A good science student has a natural interest in their subject, a passion for learning, an inquisitive mind, an ambition to succeed, and is keen to develop and apply their analytical skills in a contextual environment, says Dr Paul Jones, award leader for the Forensic Science courses at USW.
Five ways to a stand-out statement
- Make it personal: Research the forensic science course on the website, attend an Open Day and relate the course to your career aspirations. Also, be clear about why you want to study Forensic Science at USW and what you hope to achieve from your studies.
- Work experience: Show a desire to learn outside of the classroom. You may have experienced a working laboratory environment, had some kind of work experience in industry, or have a part-time job where you are developing and applying the transferable skills required by forensic scientists, such as working as part of a team, communication, planning and organisation, evaluating situations etc.

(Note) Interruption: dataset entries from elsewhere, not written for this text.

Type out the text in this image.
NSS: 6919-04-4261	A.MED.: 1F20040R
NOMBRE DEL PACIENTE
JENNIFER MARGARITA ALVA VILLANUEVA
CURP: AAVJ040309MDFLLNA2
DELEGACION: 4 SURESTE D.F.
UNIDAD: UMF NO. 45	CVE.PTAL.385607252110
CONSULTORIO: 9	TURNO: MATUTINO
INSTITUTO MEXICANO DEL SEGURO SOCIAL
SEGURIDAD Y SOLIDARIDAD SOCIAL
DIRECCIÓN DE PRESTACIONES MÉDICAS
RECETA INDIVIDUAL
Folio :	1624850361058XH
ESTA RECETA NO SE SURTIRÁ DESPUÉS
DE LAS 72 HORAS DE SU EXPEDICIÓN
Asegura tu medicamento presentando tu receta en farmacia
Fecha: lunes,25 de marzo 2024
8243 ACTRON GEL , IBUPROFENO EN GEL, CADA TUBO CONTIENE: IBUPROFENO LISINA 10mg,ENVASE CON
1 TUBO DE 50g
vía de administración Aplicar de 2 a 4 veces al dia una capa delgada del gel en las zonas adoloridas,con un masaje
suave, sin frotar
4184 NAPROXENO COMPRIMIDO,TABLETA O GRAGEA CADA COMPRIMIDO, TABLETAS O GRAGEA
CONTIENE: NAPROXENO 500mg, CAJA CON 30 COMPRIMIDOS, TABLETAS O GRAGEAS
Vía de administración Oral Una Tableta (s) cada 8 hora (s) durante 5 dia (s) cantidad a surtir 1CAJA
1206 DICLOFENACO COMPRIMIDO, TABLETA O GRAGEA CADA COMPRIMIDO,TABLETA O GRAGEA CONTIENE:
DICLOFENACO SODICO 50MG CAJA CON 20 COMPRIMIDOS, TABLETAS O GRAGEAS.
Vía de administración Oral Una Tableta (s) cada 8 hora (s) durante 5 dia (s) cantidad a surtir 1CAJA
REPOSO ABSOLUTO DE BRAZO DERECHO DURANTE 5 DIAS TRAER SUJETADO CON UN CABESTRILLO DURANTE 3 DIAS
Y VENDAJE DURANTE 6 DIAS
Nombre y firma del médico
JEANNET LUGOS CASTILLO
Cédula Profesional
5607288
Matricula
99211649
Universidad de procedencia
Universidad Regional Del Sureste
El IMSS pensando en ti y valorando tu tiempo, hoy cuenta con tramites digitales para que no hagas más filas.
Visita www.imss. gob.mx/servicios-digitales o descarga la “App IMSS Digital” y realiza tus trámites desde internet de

- Commitment: We are looking for students who have a career ambition to be a forensic scientist or analytical scientist. You’ll need to demonstrate an awareness of the field of forensic science through being able to quote examples. Also, evidence how you keep up-to-date with what is happening in the forensic science sector. The best way to do this is to read scientific articles and news items.
- Strengths: Emphasise your strengths and qualities by providing relevant examples. Tell us what you can do, and sell yourself positively. Show us how you use initiative to solve problems and how you enjoy the practical aspect of your studies. Which experiment has been the most interesting to you, and why? What did you learn?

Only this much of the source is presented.